Monday, September 18, 2017

Redefining Accomplishment



Several weeks into the new school year and I already feel like a failure.

As the summer ended the feelings crept in as I hadn’t accomplished what I’d hoped to at the start. My list originally went something like this:


  • Sand and paint the kitchen ceiling.
  • Sand and paint the master bathroom ceiling.
  • Clean and organize the garage.
  • Clean and organize the garage storage room.
  • Mend every last item that I haven’t mended in the last five years.
  • Find a publisher for my completed manuscript, “The Invisible Calling: the Art of Getting Lost and Being Found.”
  • Start my new manuscript I’ve laughingly titled, “The Introverts Guide to Surviving Motherhood.”
  • Write 10 chapters on my speculative fiction manuscript, “Faith’s Rising.”
  • Weed the entirety front flower beds. Weekly. No, bi-weekly.
  • Keep the lawn mowed.


Oh, and:


  • Continue potty training my three year old son.
  • Take the four older kids to daily swim practice for eight weeks. Entertain the toddler during the practices.
  • Take the kids and work the weekly 4-5 hour swim meets.
  • Feed my five kids three meals a day. 
  • And second breakfast. 
  • And brunch. 
  • And snacks. 
  • And just before dinner: I’m-gonna-die-in-the-next-three-minutes-if-you-don’t-feed-me-right-now appetizers.
  • Laundry for seven people. Don’t forget the laundry.


I didn't get much of anything done on that first list. Just the second. Only, I don’t know about you, but that second list comes a distant second to the first list in my self-concept of accomplishment. Like my summer wasn’t worth anything because I spent my days keeping five kids alive doing laundry and playing puzzles and pushing my son in the swing and watching my daughters ride their bikes and…

I’ve been watching some of the leaves start their yearly decent into death that yields our glorious fall colors. But I feel like that one tree whose leaves just turn a drab mustard, then brown, then crumble. My death of self that comprises motherhood doesn’t feel dressed in beauty. I feel weak. Maybe other moms managed to get more done.

More and more lately I’ve been realizing I have impossible standards for my own strength. As I mother I tell myself it isn’t good enough to take care of my kids, I need to do it all. And my “all” is rather large. If I don’t get that “all” done, I must be worth less than other moms.

At the end of the day when I’ve done nothing more than what was necessary in my mom-life I can feel hollowed out and empty. Drained and restless.

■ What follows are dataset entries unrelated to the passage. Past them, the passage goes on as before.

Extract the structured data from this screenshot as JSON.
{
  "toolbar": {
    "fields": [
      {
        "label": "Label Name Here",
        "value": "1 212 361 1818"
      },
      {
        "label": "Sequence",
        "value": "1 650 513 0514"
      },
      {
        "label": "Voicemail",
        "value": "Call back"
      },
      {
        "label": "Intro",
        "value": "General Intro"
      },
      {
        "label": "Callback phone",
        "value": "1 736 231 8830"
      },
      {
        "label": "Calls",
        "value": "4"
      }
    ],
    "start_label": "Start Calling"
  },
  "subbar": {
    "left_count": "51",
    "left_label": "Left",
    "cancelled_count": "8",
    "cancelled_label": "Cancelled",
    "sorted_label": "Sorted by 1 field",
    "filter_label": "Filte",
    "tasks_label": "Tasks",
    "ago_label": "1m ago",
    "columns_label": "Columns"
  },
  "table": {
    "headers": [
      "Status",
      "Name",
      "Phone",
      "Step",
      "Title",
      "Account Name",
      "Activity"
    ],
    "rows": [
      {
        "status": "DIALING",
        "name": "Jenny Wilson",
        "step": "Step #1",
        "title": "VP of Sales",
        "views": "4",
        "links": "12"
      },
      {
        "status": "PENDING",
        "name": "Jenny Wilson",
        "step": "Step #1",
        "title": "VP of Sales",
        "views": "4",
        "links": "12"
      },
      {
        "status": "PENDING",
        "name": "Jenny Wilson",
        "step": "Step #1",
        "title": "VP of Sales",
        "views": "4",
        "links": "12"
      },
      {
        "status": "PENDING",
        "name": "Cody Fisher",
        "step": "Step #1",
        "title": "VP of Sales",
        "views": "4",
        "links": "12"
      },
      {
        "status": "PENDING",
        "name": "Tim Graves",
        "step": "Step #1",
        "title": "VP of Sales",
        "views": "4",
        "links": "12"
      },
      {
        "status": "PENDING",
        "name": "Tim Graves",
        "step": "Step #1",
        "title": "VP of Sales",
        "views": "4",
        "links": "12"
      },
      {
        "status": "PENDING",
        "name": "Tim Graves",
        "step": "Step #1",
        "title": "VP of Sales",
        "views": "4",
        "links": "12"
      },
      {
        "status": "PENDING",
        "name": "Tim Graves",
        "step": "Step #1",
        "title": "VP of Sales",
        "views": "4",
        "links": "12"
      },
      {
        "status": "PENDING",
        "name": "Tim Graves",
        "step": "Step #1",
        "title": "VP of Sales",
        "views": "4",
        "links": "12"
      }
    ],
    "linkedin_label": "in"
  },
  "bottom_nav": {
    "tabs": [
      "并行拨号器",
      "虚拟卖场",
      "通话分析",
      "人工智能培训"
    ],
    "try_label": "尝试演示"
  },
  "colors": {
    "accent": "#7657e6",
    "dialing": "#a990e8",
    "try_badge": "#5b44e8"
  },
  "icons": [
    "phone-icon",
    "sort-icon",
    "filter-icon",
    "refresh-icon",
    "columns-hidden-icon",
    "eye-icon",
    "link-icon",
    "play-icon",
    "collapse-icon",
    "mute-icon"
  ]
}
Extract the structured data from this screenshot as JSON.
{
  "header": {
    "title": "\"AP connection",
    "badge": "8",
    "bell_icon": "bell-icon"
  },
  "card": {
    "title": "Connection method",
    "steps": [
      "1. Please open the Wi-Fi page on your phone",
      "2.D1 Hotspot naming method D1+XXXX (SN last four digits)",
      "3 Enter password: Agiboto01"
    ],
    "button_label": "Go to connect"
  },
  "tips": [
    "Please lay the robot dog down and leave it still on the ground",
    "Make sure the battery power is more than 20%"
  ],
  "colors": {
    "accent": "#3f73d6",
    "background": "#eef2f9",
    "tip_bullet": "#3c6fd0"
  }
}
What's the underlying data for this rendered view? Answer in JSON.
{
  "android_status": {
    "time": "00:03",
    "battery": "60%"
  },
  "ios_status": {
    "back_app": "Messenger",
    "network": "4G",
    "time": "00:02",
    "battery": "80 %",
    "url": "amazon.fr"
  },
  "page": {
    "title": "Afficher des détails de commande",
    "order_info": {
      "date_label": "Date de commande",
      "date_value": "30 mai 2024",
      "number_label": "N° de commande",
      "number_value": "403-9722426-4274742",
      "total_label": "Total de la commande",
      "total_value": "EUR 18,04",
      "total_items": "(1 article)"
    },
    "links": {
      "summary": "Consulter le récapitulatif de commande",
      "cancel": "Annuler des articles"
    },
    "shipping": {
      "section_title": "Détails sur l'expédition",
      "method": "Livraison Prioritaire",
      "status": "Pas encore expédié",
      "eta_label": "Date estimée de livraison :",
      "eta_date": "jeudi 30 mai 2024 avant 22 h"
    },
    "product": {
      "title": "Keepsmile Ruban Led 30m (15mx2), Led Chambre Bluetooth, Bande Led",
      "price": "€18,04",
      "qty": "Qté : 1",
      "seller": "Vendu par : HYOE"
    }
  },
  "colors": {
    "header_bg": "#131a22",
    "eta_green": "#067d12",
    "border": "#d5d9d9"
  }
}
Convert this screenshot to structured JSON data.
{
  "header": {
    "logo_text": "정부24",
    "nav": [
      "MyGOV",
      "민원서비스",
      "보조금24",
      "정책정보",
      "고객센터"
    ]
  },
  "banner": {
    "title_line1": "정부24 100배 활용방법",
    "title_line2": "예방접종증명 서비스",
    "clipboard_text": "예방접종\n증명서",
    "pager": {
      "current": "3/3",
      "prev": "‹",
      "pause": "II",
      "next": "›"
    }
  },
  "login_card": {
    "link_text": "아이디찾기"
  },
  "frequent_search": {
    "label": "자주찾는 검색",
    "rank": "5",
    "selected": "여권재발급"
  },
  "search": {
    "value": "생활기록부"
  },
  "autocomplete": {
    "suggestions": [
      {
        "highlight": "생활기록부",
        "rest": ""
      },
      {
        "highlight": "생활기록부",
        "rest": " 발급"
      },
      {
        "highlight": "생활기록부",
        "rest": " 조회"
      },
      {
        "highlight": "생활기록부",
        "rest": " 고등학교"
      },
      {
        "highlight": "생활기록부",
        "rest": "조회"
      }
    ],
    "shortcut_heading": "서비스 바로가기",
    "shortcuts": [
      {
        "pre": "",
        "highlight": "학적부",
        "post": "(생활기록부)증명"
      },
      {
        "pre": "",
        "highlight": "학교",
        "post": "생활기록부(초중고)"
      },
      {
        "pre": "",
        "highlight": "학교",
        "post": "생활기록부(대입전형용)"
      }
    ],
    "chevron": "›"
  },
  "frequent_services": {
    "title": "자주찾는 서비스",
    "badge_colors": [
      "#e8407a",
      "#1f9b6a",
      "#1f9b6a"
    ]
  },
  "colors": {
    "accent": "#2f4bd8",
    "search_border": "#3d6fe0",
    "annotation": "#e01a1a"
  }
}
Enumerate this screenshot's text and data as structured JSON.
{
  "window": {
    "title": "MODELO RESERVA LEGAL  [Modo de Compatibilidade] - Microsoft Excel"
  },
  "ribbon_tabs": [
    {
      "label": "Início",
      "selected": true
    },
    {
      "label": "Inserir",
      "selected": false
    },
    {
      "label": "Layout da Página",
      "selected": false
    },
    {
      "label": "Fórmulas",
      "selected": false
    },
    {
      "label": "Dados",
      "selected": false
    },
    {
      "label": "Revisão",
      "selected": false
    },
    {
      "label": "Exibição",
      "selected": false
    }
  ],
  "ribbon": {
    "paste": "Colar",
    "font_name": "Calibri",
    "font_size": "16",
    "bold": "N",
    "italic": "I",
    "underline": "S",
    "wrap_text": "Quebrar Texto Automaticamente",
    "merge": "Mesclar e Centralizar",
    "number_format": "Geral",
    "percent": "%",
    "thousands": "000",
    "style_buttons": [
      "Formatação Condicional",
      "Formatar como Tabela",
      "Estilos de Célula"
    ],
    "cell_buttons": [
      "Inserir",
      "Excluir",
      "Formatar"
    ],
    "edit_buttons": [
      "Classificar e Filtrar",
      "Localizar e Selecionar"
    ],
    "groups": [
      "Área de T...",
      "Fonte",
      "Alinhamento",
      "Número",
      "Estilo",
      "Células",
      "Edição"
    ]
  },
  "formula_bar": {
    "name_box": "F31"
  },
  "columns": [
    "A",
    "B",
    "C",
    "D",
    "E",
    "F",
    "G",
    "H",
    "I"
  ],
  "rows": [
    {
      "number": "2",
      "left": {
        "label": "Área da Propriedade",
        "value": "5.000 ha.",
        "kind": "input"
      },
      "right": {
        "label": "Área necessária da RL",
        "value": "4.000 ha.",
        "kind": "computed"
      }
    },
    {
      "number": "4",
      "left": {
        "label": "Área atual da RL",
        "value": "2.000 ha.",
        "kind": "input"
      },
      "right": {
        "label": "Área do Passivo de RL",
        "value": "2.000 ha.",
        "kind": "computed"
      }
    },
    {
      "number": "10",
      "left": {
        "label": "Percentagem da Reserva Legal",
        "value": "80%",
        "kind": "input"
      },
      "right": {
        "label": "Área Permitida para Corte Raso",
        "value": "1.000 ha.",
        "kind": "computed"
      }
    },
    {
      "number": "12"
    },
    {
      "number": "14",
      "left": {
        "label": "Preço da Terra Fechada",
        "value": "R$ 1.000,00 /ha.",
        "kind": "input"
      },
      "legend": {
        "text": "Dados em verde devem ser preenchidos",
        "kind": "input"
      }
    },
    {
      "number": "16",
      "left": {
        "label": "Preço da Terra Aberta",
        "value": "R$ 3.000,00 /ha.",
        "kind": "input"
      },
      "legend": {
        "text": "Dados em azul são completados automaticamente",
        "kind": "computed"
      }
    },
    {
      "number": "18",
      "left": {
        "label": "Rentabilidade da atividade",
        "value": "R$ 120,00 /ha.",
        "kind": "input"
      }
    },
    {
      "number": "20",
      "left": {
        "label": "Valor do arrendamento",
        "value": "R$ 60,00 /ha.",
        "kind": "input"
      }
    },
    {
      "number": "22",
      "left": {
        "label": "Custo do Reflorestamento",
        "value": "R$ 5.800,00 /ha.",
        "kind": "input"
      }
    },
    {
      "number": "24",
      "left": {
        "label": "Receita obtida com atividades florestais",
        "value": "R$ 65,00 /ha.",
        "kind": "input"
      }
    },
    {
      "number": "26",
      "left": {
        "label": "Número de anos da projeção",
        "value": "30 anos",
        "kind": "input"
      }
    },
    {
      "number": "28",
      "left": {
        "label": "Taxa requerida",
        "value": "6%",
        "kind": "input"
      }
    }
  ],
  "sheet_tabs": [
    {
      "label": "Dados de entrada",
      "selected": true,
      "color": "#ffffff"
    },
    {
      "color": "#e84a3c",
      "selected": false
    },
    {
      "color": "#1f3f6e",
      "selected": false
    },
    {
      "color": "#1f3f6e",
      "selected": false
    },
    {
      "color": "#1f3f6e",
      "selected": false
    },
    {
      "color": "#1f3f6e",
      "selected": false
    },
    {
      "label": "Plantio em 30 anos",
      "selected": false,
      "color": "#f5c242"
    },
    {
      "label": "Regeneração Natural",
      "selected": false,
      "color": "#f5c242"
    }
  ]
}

But maybe there is another way.

Maybe there is a way for my self-sacrifice to be that kind of beautiful I dream of, only, it starts in my own mind and my own perception.

What if in my own mind I called all the little things I do around the house lovely? What if I went to get out food for the kids to make their lunches and I saw powerful hands reaching out to feed the hungry? What if I called beautiful those moments when I found the courage to read that book One. More. Time?

What if I saw my own life as brave? ‘Cause frankly who else but the courageous signs up to parent? If I don’t feel brave and strong in the moment then that’s okay because bravery is different bravado. Courage is found in the acknowledgement of a seemingly insurmountable task and signing up anyway. I seem to feel courage is only found in the absence of weakness.

The beauty of my life needs to start in my mind. Strength to live my day-to-day needs to come with a mental redefinition of strength. God defines Joy as strength, why don’t I? God defines service as strength, why don’t I? God defines loving others as strength, why don’t I define my life by these standards?

It’s past time for me to change my mind. To renew it, and to let it soak in a different standard than the worlds manic race to an unreachable finish line.

My plan for the fall:

Live in the moments I can never get back. 
Take a walk with my son and watch his chubby fingers explore the world. 
Stop at every stick and rock and downed leaf to experience the joy of the now.
Re-evaluate my self-talk. 
Chose to affirm my worth as a God’s daughter.

If I can’t sit with my son at the family room table and write while he plays Legos, bring a clip board. If I can’t write my stories on clip board being interrupted every 20 seconds to admire my son’s creations, then to let go. And build the best darn Lego house for his ninja-storm-trooper-Spiderman thing.

And then maybe at Christmas, when my older kids are on break from school, I will feel like I got something great accomplished this fall. 





Do you have a positive or negative self-talk? How do you define your accomplishments?